Acquisition of Land for Mega Infrastructure Projects in Kenya


Land related issues remain one of the main risks in the implementation of infrastructure projects in Kenya. Most of the recent major infrastructural projects in Kenya have been undertaken through a public private partnership arrangement under which one of the obligations of the public entity has been to provide the land for the project. In most case, the land required is not public land but private land forcing the public entity to pursue compulsory acquisition of the private land under the relevant laws.

In these recent times, private contractors of some of the ongoing major projects such as LAPPSET, and the Standard Railway Gauge, have been joined as interested parties in suits filed by residents or activists against the National Land Commission (“NLC”) and the relevant public project owners, complaining of non-compliance with the legal procedure for compulsory acquisition.

Given the huge time and cost burden of such suits on major projects, it is important for private contractors to understand the process and obtain warranties from the public entity that the lawful process will be followed failing which the parties can agree on suitable reparations.

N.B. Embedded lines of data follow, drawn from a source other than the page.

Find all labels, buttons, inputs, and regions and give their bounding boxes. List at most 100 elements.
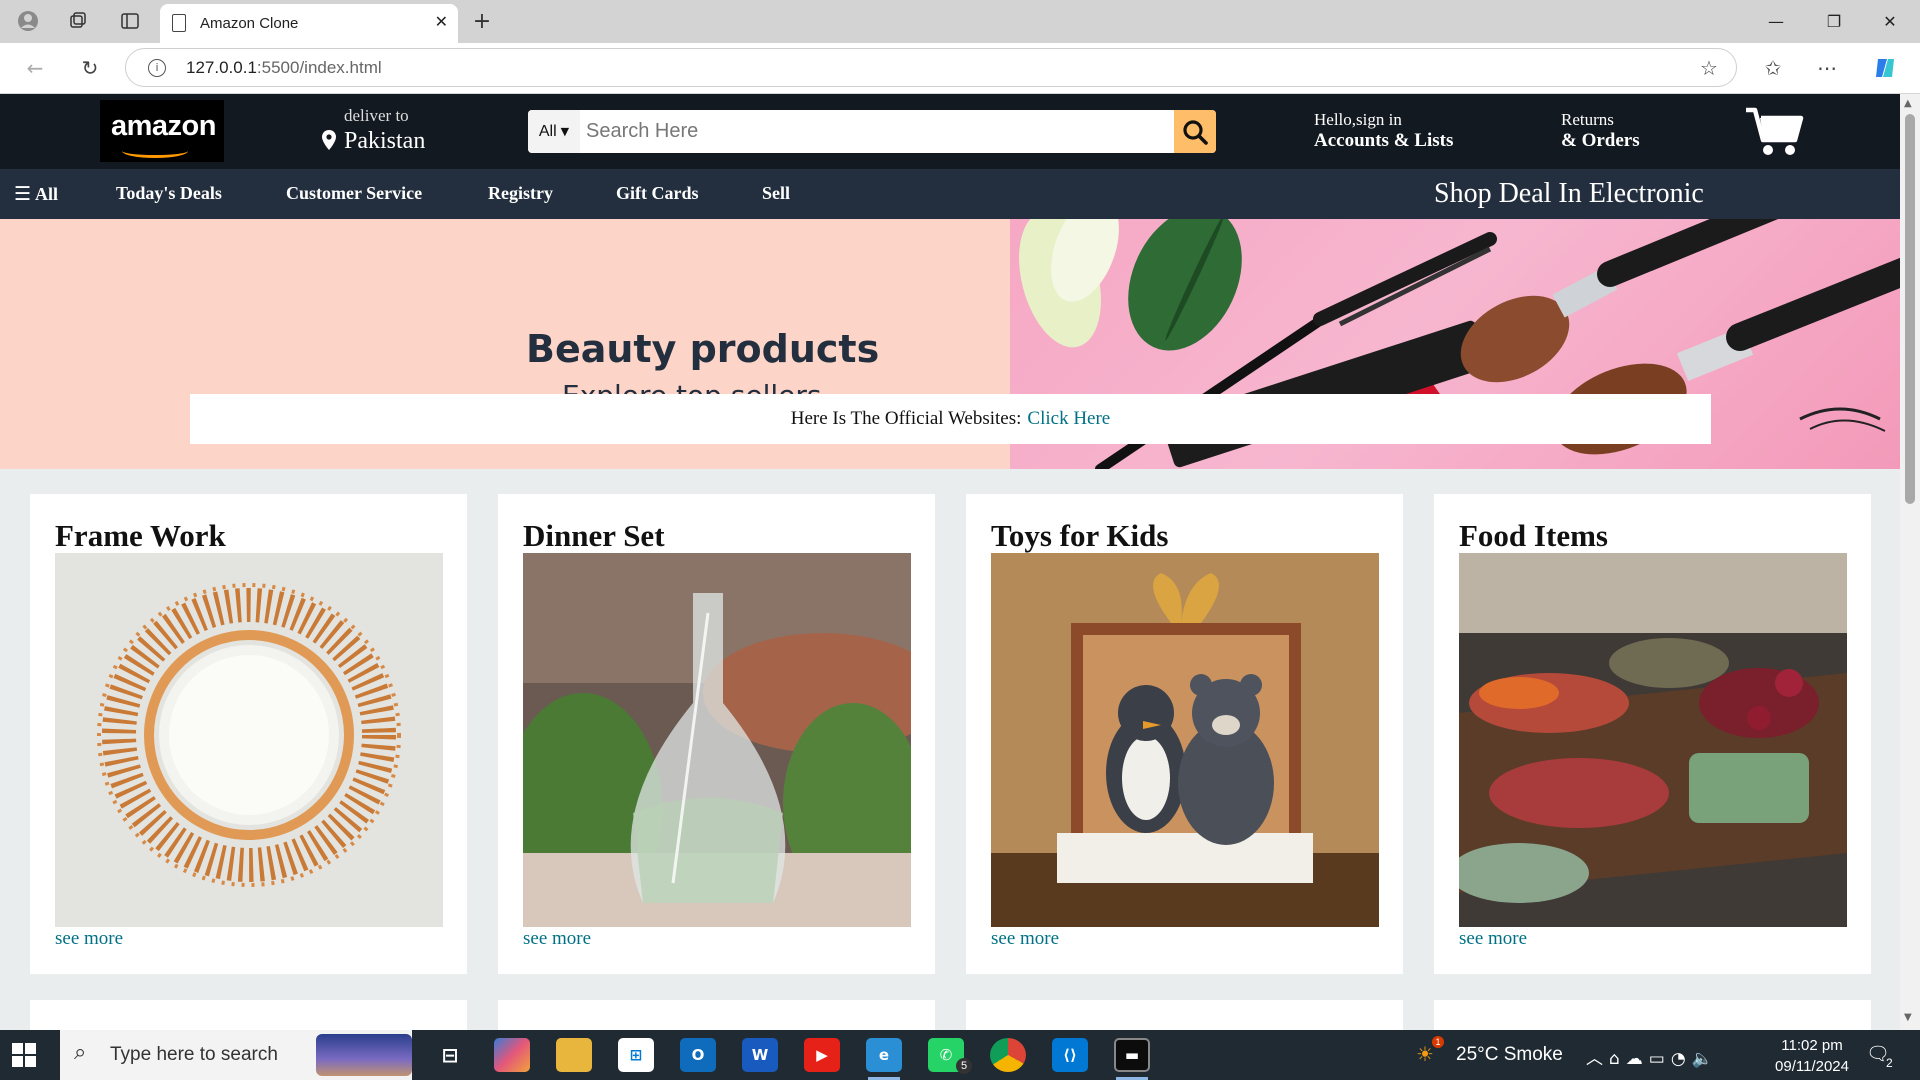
youtube-icon[interactable]: ▶ <box>804 1038 840 1072</box>
see-more-link[interactable]: see more <box>55 928 123 950</box>
favorite-star-icon[interactable]: ☆ <box>1694 53 1724 83</box>
secondary-nav: ☰ All Today's Deals Customer Service Reg… <box>0 169 1900 219</box>
card-dinner-set: Dinner Set see more <box>498 494 935 974</box>
taskbar-search[interactable]: ⌕ Type here to search <box>60 1030 412 1080</box>
card-food-items: Food Items see more <box>1434 494 1871 974</box>
copilot-taskbar-icon[interactable] <box>494 1038 530 1072</box>
terminal-icon[interactable]: ▬ <box>1114 1038 1150 1072</box>
outlook-icon[interactable]: O <box>680 1038 716 1072</box>
see-more-link[interactable]: see more <box>991 928 1059 950</box>
windows-taskbar: ⌕ Type here to search ⊟ ⊞ O W ▶ e ✆ 5 ⟨⟩… <box>0 1030 1920 1080</box>
file-explorer-icon[interactable] <box>556 1038 592 1072</box>
card-title: Toys for Kids <box>991 518 1169 553</box>
card-toys-for-kids: Toys for Kids see more <box>966 494 1403 974</box>
search-input[interactable] <box>582 110 1162 153</box>
account-greeting: Hello,sign in <box>1314 110 1402 129</box>
tab-actions-icon[interactable] <box>114 6 146 36</box>
nav-sell[interactable]: Sell <box>762 183 790 204</box>
card-row2-1 <box>30 1000 467 1030</box>
toys-for-kids-image[interactable] <box>991 553 1379 927</box>
tab-title: Amazon Clone <box>200 15 299 32</box>
location-pin-icon <box>322 130 336 155</box>
see-more-link[interactable]: see more <box>523 928 591 950</box>
url-field[interactable]: i 127.0.0.1:5500/index.html ☆ <box>125 48 1737 87</box>
weather-text[interactable]: 25°C Smoke <box>1456 1044 1563 1066</box>
back-icon[interactable]: ← <box>20 53 50 83</box>
url-path: :5500/index.html <box>256 58 382 77</box>
scroll-down-icon[interactable]: ▼ <box>1904 1012 1912 1023</box>
reload-icon[interactable]: ↻ <box>75 53 105 83</box>
search-icon <box>1183 119 1208 145</box>
search-highlight-image <box>316 1034 412 1076</box>
profile-icon[interactable] <box>12 6 44 36</box>
chevron-down-icon: ▼ <box>560 125 570 138</box>
tab-amazon-clone[interactable]: Amazon Clone ✕ <box>160 4 458 43</box>
deliver-label: deliver to <box>344 106 409 125</box>
chrome-icon[interactable] <box>990 1038 1026 1072</box>
microsoft-store-icon[interactable]: ⊞ <box>618 1038 654 1072</box>
search-button[interactable] <box>1174 110 1216 153</box>
weather-icon[interactable]: ☀ <box>1416 1042 1434 1067</box>
official-website-notice: Here Is The Official Websites: Click Her… <box>190 394 1711 444</box>
search-category-select[interactable]: All ▼ <box>528 110 580 153</box>
more-options-icon[interactable]: ⋯ <box>1812 53 1842 83</box>
returns-label: Returns <box>1561 110 1614 129</box>
food-items-image[interactable] <box>1459 553 1847 927</box>
account-menu[interactable]: Hello,sign in Accounts & Lists <box>1314 110 1453 152</box>
logo-smile <box>122 144 188 158</box>
address-bar-row: ← ↻ i 127.0.0.1:5500/index.html ☆ ✩ ⋯ <box>0 43 1920 94</box>
site-header: amazon deliver to Pakistan All▼ Hello,si… <box>0 94 1900 169</box>
nav-customer-service[interactable]: Customer Service <box>286 183 422 204</box>
new-tab-icon[interactable]: + <box>466 6 498 36</box>
page-icon <box>172 14 186 32</box>
nav-all-menu[interactable]: ☰ All <box>14 183 58 205</box>
workspaces-icon[interactable] <box>62 6 94 36</box>
deliver-country: Pakistan <box>344 128 426 154</box>
deal-banner-text[interactable]: Shop Deal In Electronic <box>1434 178 1704 210</box>
window-close-icon[interactable]: ✕ <box>1868 6 1912 36</box>
nav-registry[interactable]: Registry <box>488 183 553 204</box>
windows-start-icon[interactable] <box>12 1043 36 1067</box>
scrollbar-thumb[interactable] <box>1905 114 1915 504</box>
card-row2-3 <box>966 1000 1403 1030</box>
system-tray-icons[interactable]: ︿⌂☁▭◔🔈 <box>1586 1044 1719 1069</box>
hamburger-icon: ☰ <box>14 183 32 205</box>
card-title: Frame Work <box>55 518 226 553</box>
returns-orders[interactable]: Returns & Orders <box>1561 110 1640 152</box>
see-more-link[interactable]: see more <box>1459 928 1527 950</box>
orders-label: & Orders <box>1561 130 1640 151</box>
amazon-logo[interactable]: amazon <box>100 100 224 162</box>
card-title: Dinner Set <box>523 518 665 553</box>
whatsapp-badge: 5 <box>956 1058 972 1074</box>
page-scrollbar[interactable]: ▲ ▼ <box>1900 94 1920 1030</box>
info-icon[interactable]: i <box>148 59 166 77</box>
card-frame-work: Frame Work see more <box>30 494 467 974</box>
notice-text: Here Is The Official Websites: <box>790 408 1022 429</box>
nav-all-label: All <box>35 183 59 204</box>
vscode-icon[interactable]: ⟨⟩ <box>1052 1038 1088 1072</box>
notification-count: 2 <box>1886 1056 1893 1070</box>
scroll-up-icon[interactable]: ▲ <box>1904 98 1912 109</box>
word-icon[interactable]: W <box>742 1038 778 1072</box>
nav-todays-deals[interactable]: Today's Deals <box>116 183 222 204</box>
restore-icon[interactable]: ❐ <box>1812 6 1856 36</box>
cart-icon[interactable] <box>1744 106 1804 158</box>
nav-gift-cards[interactable]: Gift Cards <box>616 183 699 204</box>
frame-work-image[interactable] <box>55 553 443 927</box>
search-icon: ⌕ <box>74 1040 87 1065</box>
card-row2-2 <box>498 1000 935 1030</box>
url-host: 127.0.0.1 <box>186 58 257 77</box>
weather-badge: 1 <box>1432 1036 1444 1048</box>
search-bar: All ▼ <box>528 110 1216 153</box>
dinner-set-image[interactable] <box>523 553 911 927</box>
card-title: Food Items <box>1459 518 1608 553</box>
taskbar-clock[interactable]: 11:02 pm 09/11/2024 <box>1766 1035 1858 1077</box>
close-tab-icon[interactable]: ✕ <box>435 12 448 31</box>
edge-icon[interactable]: e <box>866 1038 902 1072</box>
click-here-link[interactable]: Click Here <box>1027 408 1110 430</box>
taskbar-search-placeholder: Type here to search <box>110 1044 278 1065</box>
task-view-icon[interactable]: ⊟ <box>432 1038 468 1072</box>
copilot-icon[interactable] <box>1870 53 1900 83</box>
minimize-icon[interactable]: — <box>1754 6 1798 36</box>
favorites-icon[interactable]: ✩ <box>1758 53 1788 83</box>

Below is the process of compulsory acquisition of private land as summarised by the Court in Patrick Musimba v National Land Commission & 4 Others [2016] eKLR:

Preliminary/Pre-Inquiry Stage


  • Under Section 107 of the Land Act, the NLC is ordinarily prompted by the national or county government through the Cabinet Secretary or County Executive Member respectively. The land must be acquired for a public purpose or in public interest as dictated by Article 40(3) of the Constitution. The threshold must be met: the reason for the acquisition must not be remote or fanciful. The NLC needs to be satisfied in these respects and this it can do by undertaking the necessary diligent inquiries including interviewing the body intending to acquire the property. In its FAQs, the NLC states that at the pre-inquiry stage, it requires the public entity to also provide a Resettlement Action Plan (RAP) accompanied by a list of persons affected by the project (PAPs).
  • Under Sections 107 and 110 of the Land Act, the NLC must then publish in the Kenya Gazette a notice of the intention to acquire the land. The notice is also to be delivered to the Lands Registrar as well as every person who appears to have an interest in the land.
  • As part of the NLC’s due diligence strategy, the NLC must also ensure that the land to be acquired is authenticated by the Survey Department for the rather obvious reason that the owner be identified. In the course of such inquiries, the NLC is also to inspect the land and do all things as may be necessary to ascertain whether the land is suitable for the intended purpose (Section 108 of the Land Act).

Inquiry Stage

  • Section 112 of the Land Act then involves the landowner directly for purposes of determining proprietary interest and compensation. The section has an elaborate procedure with the NLC enjoined to gazette an intended inquiry and the service of the notice of inquiry on every person attached. The inquiry hearing determines the persons interested and who are to be compensated. The NLC exercises quasi-judicial powers at this stage.


Post-Inquiry Stage

  • On completion of the inquiry the NLC makes a separate award of compensation for every person determined to be interested in the land and then offers compensation. The compensation may take either of the two forms prescribed. It could be a monetary award. It could also be land in lieu of the monetary award, if land of equivalent value, is available. Once the award is accepted, it must be promptly paid by the National Land Commission. Where it is not accepted then the payment is to be made into a special compensation account held by the National Land Commission: see Sections 113- 119 of the Land Act.
  • The process is completed by the possession of the land in question being taken by the NLC once payment is made even though the possession may actually be taken before all the procedures are followed through and no compensation has been made. The property is then deemed to have vested in the National or County Government as the case may be with both the proprietor and the land registrar being duly notified (Sections 120-122 of the Land Act).
  • If land is so acquired the just compensation is to be paid promptly in full to persons whose interests in land have been determined (Section 111 of the Land Act). This is in line with the Constitutional requirement under Article 40(3) of the Constitution that no person shall be deprived of his property of any description unless the acquisition is for a public purpose and subjected to prompt payment in full of just compensation.
  • The Constitution dictates that acquisition be in accordance with the provisions of the Constitution itself and any Act of Parliament. The Constitution itself only provides for just compensation being made promptly.
  • It is to be noted that under Section 120 of the Land Act, possession ought to be taken by NLC only after the amount of the first offer has been paid and an appropriate notice given to the land owner specifying the date of possession. However, section 120(2) of the Land Act also allows possession to be taken in cases of urgency or if acquisition by following normal procedure would lead to a delayed acquisition. In such cases, NLC may take possession notwithstanding the fact that no compensation has actually been made.